ハァちゃんこと城山隼雄は、男ばかり6人兄弟の5番目。戦前の当時は軍国主義的風潮が広まっていて、「男の子は泣いてはいけない」というのが当然のことだったのに、何故かハァちゃんは泣き虫。
それも苛められて泣くというのではありません。「どんぐりころころ」の唄で山に帰れなくなったどんぐりが可哀相になって泣いてしまう、という信じ難いほど心の優しい男の子。
そんなハァちゃんに対し、「ほんまに悲しいときは、男の子も、泣いてもええんよ」とお母さんは優しい。
そんなハァちゃんの子供時代が、エピソードを連ねるという形式で描かれています。
まず6人という兄弟の多さに驚きます。それでも、一人一人個性的で、それなりに兄弟仲も良い。

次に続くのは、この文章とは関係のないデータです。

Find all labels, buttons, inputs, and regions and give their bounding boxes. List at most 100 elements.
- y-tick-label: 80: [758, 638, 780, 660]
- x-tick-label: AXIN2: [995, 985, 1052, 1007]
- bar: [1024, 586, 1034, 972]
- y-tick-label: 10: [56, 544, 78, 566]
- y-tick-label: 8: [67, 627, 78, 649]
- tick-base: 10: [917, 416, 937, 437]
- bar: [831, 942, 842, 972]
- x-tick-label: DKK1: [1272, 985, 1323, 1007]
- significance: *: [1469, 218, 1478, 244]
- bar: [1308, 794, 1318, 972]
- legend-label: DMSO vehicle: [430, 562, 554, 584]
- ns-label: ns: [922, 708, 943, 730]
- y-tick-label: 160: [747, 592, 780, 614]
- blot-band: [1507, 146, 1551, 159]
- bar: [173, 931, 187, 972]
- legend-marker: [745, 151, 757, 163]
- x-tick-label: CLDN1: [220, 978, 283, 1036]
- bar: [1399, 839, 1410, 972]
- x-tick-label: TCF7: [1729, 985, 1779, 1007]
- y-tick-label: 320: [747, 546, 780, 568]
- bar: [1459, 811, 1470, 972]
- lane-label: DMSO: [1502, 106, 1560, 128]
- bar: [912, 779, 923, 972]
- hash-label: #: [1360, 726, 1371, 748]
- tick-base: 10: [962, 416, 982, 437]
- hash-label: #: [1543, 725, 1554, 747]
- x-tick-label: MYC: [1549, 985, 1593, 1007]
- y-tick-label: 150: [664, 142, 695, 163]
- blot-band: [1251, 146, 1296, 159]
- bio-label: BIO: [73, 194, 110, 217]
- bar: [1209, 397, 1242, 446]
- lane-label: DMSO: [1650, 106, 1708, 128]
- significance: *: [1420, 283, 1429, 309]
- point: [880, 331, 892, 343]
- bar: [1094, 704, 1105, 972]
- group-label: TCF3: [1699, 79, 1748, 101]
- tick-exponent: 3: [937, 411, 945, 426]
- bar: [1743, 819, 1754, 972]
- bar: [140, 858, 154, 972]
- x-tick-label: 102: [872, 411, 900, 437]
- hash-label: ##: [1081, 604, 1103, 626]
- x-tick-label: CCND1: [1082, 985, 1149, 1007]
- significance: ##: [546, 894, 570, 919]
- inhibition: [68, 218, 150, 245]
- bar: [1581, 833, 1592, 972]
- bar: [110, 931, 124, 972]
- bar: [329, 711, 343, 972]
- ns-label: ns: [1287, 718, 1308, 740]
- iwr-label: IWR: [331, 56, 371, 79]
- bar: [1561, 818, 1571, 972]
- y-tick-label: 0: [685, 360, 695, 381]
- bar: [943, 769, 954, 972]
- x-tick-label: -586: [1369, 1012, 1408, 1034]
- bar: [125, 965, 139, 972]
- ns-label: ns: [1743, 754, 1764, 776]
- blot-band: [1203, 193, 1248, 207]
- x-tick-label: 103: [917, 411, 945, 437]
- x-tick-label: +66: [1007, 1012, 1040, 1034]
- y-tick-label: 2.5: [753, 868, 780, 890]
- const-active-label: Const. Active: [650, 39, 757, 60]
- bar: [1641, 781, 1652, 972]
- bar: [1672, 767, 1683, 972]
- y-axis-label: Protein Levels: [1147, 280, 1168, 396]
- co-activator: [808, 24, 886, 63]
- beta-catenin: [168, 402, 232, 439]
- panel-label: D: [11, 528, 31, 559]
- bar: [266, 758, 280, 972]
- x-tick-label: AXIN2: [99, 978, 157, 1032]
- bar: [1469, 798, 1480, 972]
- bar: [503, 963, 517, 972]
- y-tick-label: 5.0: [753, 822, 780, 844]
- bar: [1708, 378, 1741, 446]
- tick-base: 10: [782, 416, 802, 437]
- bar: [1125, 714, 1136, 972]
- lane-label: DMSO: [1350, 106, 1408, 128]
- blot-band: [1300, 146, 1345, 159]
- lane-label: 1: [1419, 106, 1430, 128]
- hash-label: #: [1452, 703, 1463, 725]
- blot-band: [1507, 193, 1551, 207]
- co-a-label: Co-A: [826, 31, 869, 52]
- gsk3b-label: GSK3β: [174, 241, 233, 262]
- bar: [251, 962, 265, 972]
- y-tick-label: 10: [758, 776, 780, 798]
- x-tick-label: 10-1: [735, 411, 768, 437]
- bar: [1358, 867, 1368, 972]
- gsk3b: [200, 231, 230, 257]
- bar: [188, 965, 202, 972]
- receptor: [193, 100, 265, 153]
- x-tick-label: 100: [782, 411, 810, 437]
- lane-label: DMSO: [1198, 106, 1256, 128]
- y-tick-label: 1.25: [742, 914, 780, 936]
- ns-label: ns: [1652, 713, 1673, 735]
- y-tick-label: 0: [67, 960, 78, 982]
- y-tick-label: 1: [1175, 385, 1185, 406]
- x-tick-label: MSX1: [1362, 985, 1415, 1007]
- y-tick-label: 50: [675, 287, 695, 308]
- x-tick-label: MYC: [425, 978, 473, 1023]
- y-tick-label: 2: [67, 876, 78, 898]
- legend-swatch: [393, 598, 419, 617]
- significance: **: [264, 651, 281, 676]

ハァちゃんは泣き虫ですけれど、それは心の優しさの所為。そしてその優しさは、両親や4人の兄たちによってしっかり守られていると感じます。
人は人それぞれ、良い所も悪い所もそれぞれ。角を矯めるのではなく、その良いところを大事に伸ばしていくことが年長者の役割り、と教わったような気がします。
画一的に子供を育てるのではなく、伸び伸びとその良いところを育てていく。社会の健全な発展や未来や夢も、すべてそこから始まる、というメッセージを本書から貰ったように思います。